Billy signaled, and Maisie and Hilda gripped hands.
“Good morning, and welcome to our new program, The Week in Westminster,” Miss Hamilton greeted the listeners. “Every week we will hear from different female members of Parliament, who will explain the workings of Parliament and the business before the House of the previous week. Our inaugural presenter is Lady Astor, MP for Plymouth, of the Conservative Party. Good morning, Lady Astor.”
“Thank you. I’m terrifically honored to be here and to assist in educating all the young ladies who have just enjoyed their first vote as to the workings of our system. I’ve talked to far too many ladies who think politics sounds too confusin’ to manage, or just a dreadful bore. I assure you, nothing is further from the truth. A lady does require a powerful voice, though, and some very serious backbone. Now, then . . .”
Fifteen minutes later, Maisie exhaled.
“Marvelous!” Lady Astor said, though it was hard to be sure if she was congratulating them or herself. “And not a moment too soon. Some of the letters I’ve gotten lately . . . Gracious, there are a multitude of muttonheads out there. Honestly thinking that America’s example shows too much democracy leads to scrapes. ‘The firm few, not the muddled many, are what’s needed for a strong nation.’ That’s what one imbecile wrote. Do hope this helps sort people out.”
Which seemed a lot of pressure for fifteen minutes a week. But Maisie was keen to try.

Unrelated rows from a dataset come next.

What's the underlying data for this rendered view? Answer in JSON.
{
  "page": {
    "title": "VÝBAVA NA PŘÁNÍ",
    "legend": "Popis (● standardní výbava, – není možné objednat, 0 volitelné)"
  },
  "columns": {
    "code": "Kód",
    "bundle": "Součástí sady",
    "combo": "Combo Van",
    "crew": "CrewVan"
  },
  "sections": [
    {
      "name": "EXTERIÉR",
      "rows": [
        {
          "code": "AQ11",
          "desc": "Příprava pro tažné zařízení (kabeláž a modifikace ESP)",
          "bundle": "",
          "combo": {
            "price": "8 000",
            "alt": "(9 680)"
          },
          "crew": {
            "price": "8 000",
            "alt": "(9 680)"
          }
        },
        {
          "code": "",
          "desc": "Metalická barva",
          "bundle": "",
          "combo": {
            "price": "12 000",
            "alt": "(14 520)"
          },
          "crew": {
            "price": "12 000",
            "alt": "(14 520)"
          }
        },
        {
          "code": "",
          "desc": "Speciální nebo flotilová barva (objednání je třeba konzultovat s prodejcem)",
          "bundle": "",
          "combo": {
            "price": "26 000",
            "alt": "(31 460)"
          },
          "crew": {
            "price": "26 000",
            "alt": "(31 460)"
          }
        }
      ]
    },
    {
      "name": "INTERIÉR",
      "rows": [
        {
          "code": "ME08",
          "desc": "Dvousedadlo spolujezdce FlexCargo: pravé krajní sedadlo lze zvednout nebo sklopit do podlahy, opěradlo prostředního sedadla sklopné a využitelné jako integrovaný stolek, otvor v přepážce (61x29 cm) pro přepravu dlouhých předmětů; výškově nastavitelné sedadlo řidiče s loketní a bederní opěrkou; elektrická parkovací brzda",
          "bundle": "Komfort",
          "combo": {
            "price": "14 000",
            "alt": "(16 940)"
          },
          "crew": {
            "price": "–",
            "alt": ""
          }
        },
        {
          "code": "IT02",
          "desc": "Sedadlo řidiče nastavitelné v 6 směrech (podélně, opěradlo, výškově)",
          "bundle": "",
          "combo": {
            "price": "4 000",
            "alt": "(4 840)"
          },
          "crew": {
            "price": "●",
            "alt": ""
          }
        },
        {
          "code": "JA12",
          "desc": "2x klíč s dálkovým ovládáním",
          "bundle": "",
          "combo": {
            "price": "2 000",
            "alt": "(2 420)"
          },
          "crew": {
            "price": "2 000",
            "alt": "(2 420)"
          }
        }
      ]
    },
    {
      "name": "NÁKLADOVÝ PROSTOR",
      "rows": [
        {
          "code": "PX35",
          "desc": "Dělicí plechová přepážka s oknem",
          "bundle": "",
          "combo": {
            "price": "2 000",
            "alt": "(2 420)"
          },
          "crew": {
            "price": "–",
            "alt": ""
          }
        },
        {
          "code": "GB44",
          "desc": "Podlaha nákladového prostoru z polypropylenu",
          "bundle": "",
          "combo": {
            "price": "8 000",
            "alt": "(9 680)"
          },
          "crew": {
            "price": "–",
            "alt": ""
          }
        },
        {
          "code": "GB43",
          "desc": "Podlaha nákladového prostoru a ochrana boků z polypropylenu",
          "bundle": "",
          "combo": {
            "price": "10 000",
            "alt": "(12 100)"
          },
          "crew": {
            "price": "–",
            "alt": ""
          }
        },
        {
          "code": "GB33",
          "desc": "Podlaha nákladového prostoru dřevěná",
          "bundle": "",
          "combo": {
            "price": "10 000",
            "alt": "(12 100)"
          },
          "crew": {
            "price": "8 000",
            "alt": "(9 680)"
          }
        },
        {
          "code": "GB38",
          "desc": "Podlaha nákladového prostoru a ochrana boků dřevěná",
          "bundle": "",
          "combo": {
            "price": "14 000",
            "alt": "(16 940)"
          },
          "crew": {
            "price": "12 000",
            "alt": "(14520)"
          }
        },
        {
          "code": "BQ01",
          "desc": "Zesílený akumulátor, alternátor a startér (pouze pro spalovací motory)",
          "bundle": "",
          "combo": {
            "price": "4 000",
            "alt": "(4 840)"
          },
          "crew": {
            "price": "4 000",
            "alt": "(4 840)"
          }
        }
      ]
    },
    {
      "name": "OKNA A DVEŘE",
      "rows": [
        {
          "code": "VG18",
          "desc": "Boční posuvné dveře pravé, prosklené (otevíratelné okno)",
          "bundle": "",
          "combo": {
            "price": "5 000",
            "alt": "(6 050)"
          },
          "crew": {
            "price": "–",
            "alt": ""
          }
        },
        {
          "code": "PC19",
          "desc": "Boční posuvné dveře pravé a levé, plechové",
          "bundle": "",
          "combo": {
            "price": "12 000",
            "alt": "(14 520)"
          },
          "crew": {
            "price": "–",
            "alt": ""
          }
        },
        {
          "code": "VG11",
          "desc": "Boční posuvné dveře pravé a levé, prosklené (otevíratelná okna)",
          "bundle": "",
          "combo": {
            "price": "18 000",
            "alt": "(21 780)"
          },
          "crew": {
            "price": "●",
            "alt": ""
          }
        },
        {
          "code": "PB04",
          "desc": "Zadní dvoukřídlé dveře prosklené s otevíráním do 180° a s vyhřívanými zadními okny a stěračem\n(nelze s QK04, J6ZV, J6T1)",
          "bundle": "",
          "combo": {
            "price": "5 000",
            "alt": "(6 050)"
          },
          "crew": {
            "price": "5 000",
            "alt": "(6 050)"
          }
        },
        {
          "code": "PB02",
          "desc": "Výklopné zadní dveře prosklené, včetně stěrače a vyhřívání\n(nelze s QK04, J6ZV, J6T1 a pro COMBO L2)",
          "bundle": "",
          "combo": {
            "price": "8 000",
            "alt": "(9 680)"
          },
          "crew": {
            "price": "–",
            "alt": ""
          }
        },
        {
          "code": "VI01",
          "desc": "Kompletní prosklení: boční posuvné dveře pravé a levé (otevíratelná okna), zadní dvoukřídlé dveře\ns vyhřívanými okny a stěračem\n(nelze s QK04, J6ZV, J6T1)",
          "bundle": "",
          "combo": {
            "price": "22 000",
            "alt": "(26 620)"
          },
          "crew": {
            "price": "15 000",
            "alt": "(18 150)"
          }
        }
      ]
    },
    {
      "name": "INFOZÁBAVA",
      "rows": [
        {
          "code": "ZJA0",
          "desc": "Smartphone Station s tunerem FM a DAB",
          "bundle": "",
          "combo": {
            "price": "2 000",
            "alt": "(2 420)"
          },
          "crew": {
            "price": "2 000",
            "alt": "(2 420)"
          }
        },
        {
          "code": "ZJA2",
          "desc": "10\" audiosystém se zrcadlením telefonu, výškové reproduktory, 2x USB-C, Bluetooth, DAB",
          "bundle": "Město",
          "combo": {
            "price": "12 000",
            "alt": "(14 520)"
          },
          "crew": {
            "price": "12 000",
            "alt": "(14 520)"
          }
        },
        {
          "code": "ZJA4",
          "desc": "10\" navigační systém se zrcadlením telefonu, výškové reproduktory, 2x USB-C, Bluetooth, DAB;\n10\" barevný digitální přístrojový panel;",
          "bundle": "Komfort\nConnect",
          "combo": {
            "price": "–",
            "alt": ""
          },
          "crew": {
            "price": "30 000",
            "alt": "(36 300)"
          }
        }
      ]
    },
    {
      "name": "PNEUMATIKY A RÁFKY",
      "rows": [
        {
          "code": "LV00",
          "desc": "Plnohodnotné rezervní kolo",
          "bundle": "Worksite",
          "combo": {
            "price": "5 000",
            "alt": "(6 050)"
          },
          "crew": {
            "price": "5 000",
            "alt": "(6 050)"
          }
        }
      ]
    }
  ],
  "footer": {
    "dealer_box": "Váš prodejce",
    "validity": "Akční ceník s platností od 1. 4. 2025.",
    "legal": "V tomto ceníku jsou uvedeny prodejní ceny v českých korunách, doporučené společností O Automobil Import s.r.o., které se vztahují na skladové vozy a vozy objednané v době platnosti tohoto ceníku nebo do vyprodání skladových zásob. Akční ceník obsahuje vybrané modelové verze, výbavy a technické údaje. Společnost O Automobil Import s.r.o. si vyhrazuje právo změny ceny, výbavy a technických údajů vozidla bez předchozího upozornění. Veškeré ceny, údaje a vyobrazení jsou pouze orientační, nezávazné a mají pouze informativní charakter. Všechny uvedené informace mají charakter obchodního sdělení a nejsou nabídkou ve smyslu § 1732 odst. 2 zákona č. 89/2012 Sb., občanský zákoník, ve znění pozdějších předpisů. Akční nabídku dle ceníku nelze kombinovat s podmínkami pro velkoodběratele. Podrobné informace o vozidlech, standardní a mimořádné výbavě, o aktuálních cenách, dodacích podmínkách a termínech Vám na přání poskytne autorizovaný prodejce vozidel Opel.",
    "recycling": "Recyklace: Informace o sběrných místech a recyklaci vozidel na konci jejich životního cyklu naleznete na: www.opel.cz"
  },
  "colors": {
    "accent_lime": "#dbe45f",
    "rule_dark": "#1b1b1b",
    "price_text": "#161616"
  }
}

By that afternoon, they had early notices from papers and a number of congratulatory telegrams.
“There, you see? I knew it would be a success,” Phyllida said, giving the telegrams an approving pat.
“Surely the more people care about our political system, the more they’ll fight to maintain it, right?” Maisie sought confirmation.
“What idiot would look around the world and think anything’s better than what we have here?” Maisie just looked at her. “Oh, all right. Plenty, but they’re not going to do anything except make fools of themselves shouting in a pub.”
Maisie smiled. But for once she thought Phyllida might be overly optimistic.
By the time she left that evening, her brain felt so full, her hat was tight. It wasn’t a train of thought; it was King’s Cross Station. The damp cold was a relief. It tugged at some of the threads in her mind and unspooled them so they floated behind her as she headed up to the Strand.
“Pardon me, miss.” A hand tapped her on the arm.
She screamed.
It was Simon.
“Easy, easy. We’ll be arrested if we keep on like this,” he said, finally managing to pry her away. But he kissed her again, too.
“Were you waiting for me out here? You could have come inside, you know.”
“But that wouldn’t have been as romantic.”